Par Emmanuèle Jawad
Dans un enfermement autant physique que psychique du narrateur et l’examen des frontières d’un dedans / dehors, On sait l’autre s’apparente à un récit dans lequel l’autre, intrinsèque, dans son intrusion, rejoint l’exploration intérieure brutale des sensations et des émotions. Le traitement de la langue, dans son agencement de procédés d’expérimentation, s’inscrit dans une démarche et des préoccupations d’écriture poétique contemporaine à laquelle l’auteur rend hommage dans son livre.
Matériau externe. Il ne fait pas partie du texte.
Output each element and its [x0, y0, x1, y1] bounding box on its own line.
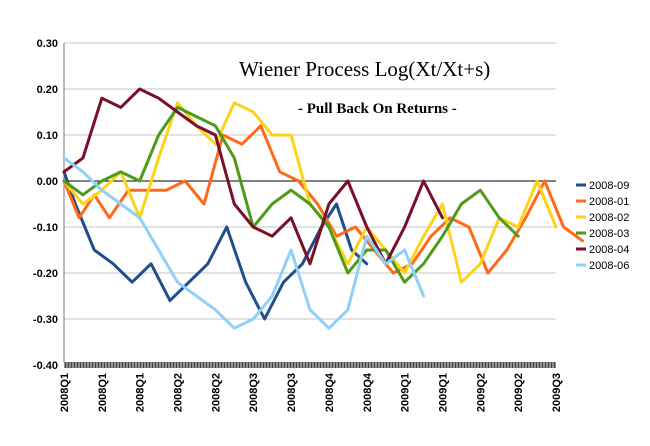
y-tick-label: 0.20: [37, 84, 58, 96]
legend-entry: 2008-04: [589, 244, 629, 256]
chart-subtitle: - Pull Back On Returns -: [298, 101, 457, 117]
y-tick-label: -0.30: [33, 314, 58, 326]
x-tick-label: 2009Q2: [475, 373, 487, 412]
x-tick-label: 2009Q2: [513, 373, 525, 412]
series-line-2008-03: [62, 105, 520, 284]
x-tick-label: 2008Q1: [97, 373, 109, 412]
y-tick-label: -0.10: [33, 222, 58, 234]
y-tick-label: -0.20: [33, 268, 58, 280]
x-tick-label: 2008Q1: [135, 373, 147, 412]
legend-entry: 2008-02: [589, 212, 629, 224]
legend: 2008-09 2008-01 2008-02 2008-03 2008-04 2008-…: [576, 180, 629, 272]
x-tick-label: 2009Q1: [437, 373, 449, 412]
series-line-2008-04: [62, 87, 444, 266]
y-tick-label: 0.30: [37, 38, 58, 50]
legend-entry: 2008-06: [589, 260, 629, 272]
x-tick-label: 2008Q2: [210, 373, 222, 412]
legend-entry: 2008-09: [589, 180, 629, 192]
series-line-2008-01: [62, 124, 584, 275]
chart-title: Wiener Process Log(Xt/Xt+s): [239, 57, 490, 81]
x-tick-label: 2009Q3: [551, 373, 563, 412]
y-tick-label: 0.10: [37, 130, 58, 142]
x-tick-label: 2008Q1: [59, 373, 71, 412]
x-tick-label: 2008Q4: [324, 372, 336, 412]
series-line-2008-06: [62, 156, 426, 330]
legend-entry: 2008-01: [589, 196, 629, 208]
y-tick-label: -0.40: [33, 360, 58, 372]
x-tick-label: 2008Q2: [173, 373, 185, 412]
y-tick-label: 0.00: [37, 176, 58, 188]
x-tick-label: 2009Q1: [400, 373, 412, 412]
series-lines: [62, 87, 584, 330]
y-axis: 0.30 0.20 0.10 0.00 -0.10 -0.20 -0.30 -0.40: [33, 38, 65, 372]
x-tick-label: 2008Q3: [248, 373, 260, 412]
x-tick-label: 2008Q3: [286, 373, 298, 412]
x-axis: 2008Q1 2008Q1 2008Q1 2008Q2 2008Q2 2008Q3 2008…: [59, 362, 563, 412]
legend-entry: 2008-03: [589, 228, 629, 240]
x-tick-label: 2008Q4: [362, 372, 374, 412]
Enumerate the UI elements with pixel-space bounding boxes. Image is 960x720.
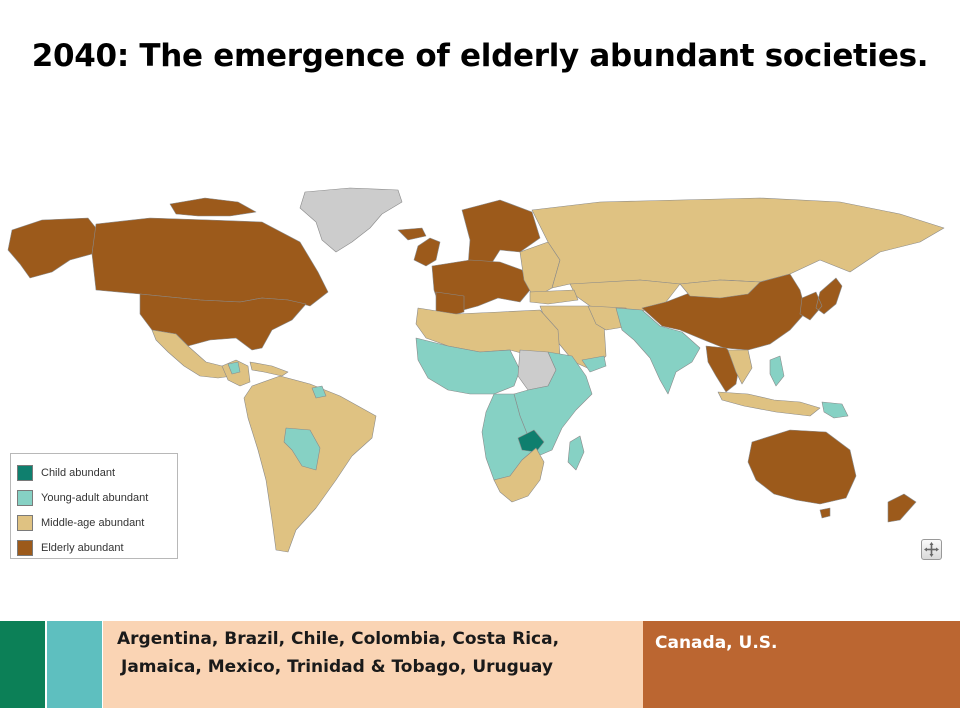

La construction du récit s’élabore autour de l’usage quasiment exclusif du pronom indéfini « on », par réitération de motifs, de certains segments de phrases et de l’usage, dans un fonctionnement inhabituel, de la ponctuation, en particulier les deux points mis à la coupure d’une même proposition. Dans un registre lexical simple, l’élaboration de phrases courtes, en lien avec l’oralité et en prise avec un environnement quotidien de gestes et de sensations, les recherches formelles s’organisent autour de créations lexicales1, d’invention de formes pronominales, de jeux phoniques et de personnification, donnant toute leur singularité à la narration. Dans l’imbrication d’un texte à deux voix, Bel échec, écrit en collaboration avec Jean-Christophe Belleveaux, questionne l’articulation des écritures dans le corps du poème. Vingt poèmes structurent l’ensemble coupé dans sa partie centrale par des images de Elice Meng – images pouvant se rapporter à des négatifs de photographies ou encore images radiographiques d’un corps animal faisant lien avec le texte2. Une partie des poèmes est raturée, ce marquage formel et graphique mettant en évidence des différenciations dans les écritures, soulignant leurs rapports, liens et écarts. La numérotation des poèmes également répartie, en alternance, sous la rature. Les vers raturés se suivent, selon, s’intercalent ou s’espacent, laissant les écritures se télescoper dans l’unité du poème, multipliant les sens de lecture.
1. « Nos os : qui se croustillent, en rhumatismes » p. 9
2. corps qui pourrait être celui d’un oiseau vu par parties (face, profil, en coupe) / faisant face au vers « tenir, tomber, tenir dans l’envol (…) ».